Alissa Wahid Pertanyakan Kevalidan Angka Kematian Pasien Covid 100 Ribu Versi Pemerintah

Kamis, 05 Agustus 2021 | 18:51 WIB
Alissa Wahid Pertanyakan Kevalidan Angka Kematian Pasien Covid 100 Ribu Versi Pemerintah
Alissa Wahid Pertanyakan Kevalidan Angka Kematian Pasien Covid 100 Ribu Versi Pemerintah. Ilustrasi Oemakaman jenazah Covid-19 di TPU Rorotan, Cilincing, Jakarta Utara, Senin (19/7/2021). (Suara.com/Yaumal Asri)
Follow Suara.com untuk mendapatkan informasi terkini. Klik WhatsApp Channel & Google News

Suara.com - Alissa Wahid, penggagas petisi #TarikRemDarurat menyinggung soal Indonesia telah menjadi negara ke-2 se-Asia yang jumlah kematian warganya akibat Covid-19 paling tinggi setelah India. Kendati demikian, angka kematian yang ditunjukkan pemerintah pun masih diselimuti banyak tanda tanya.

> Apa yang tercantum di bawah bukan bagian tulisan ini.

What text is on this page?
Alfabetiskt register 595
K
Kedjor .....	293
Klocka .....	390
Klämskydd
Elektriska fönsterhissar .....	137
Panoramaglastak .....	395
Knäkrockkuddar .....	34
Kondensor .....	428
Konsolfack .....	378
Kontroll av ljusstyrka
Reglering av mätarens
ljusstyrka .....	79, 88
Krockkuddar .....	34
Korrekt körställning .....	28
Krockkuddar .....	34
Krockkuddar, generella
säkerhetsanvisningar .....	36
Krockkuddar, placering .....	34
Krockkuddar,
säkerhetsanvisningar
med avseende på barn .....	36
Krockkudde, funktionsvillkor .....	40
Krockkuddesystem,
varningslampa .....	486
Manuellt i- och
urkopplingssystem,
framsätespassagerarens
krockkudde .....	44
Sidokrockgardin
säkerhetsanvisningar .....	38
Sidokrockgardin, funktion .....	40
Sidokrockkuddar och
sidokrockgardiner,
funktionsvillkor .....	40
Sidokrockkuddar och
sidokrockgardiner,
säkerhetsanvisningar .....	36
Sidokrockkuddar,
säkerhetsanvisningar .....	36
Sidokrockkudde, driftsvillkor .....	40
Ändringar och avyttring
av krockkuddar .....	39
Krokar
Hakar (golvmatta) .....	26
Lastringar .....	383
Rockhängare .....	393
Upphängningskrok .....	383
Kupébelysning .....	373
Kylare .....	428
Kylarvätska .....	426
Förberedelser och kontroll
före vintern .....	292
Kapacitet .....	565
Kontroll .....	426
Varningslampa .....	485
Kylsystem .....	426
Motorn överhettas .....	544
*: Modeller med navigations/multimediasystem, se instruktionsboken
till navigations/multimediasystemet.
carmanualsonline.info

Per Kamis (5/8/2021) jumlah warga yang meninggal akibat Covid-19 bertambah 1.739 orang. Sehingga total keseluruhan angka kematian di Indonesia mencapai 102.375 jiwa.

"Apalagi kita tahu bahwa 100 ribu kasus kematian yang sudah dicatat itu berangkat dari data yang kita masih pertanyakan kevalidannya," kata Alissa dalam konferensi pers Diperpanjang (Lagi): Rapor Masyarakat untuk PPKM Level 4 secara virtual, Kamis (5/8/2021).

Meskipun data itu bersifat resmi yang diumumkan oleh pemerintah melalui Satuan Tugas Penanganan Covid-19, namun masih terdapat sejumlah masalah di baliknya. Entah itu terkait konsolidasi data, tata cara pelaporan, standar pelapran hingga keterbukaan atas data itu sendiri.

Baca Juga: Terus Meningkat, Pasien Covid-19 Sembuh di Bangka Capai 5.802 Orang

"Artinya apakah kemudian 100 ribu ini betul-betul angka yang bisa kita terima atau kita juga masih minta pemerintah untuk memperbaiki data yang sudah langsung harus diperbaiki, tidak hanya data yang ke depannya. Kenapa? Karena ini akan menentukan bagaimana data kita selanjutnya," ujarnya.

Alissa Wahid. [Suara.com/Somad]
Alissa Wahid. [Suara.com/Somad]

Selain itu, Alissa juga menyinggung soal data yang ditunjukkan pemerintah itu tidak memperlihatkan angka kematian yang tidak terlaporkan. Angka kematian yang tidak sempat dilaporkan itu biasanya berasal dari warga yang meninggal saat menjalani isolasi mandiri (isoman).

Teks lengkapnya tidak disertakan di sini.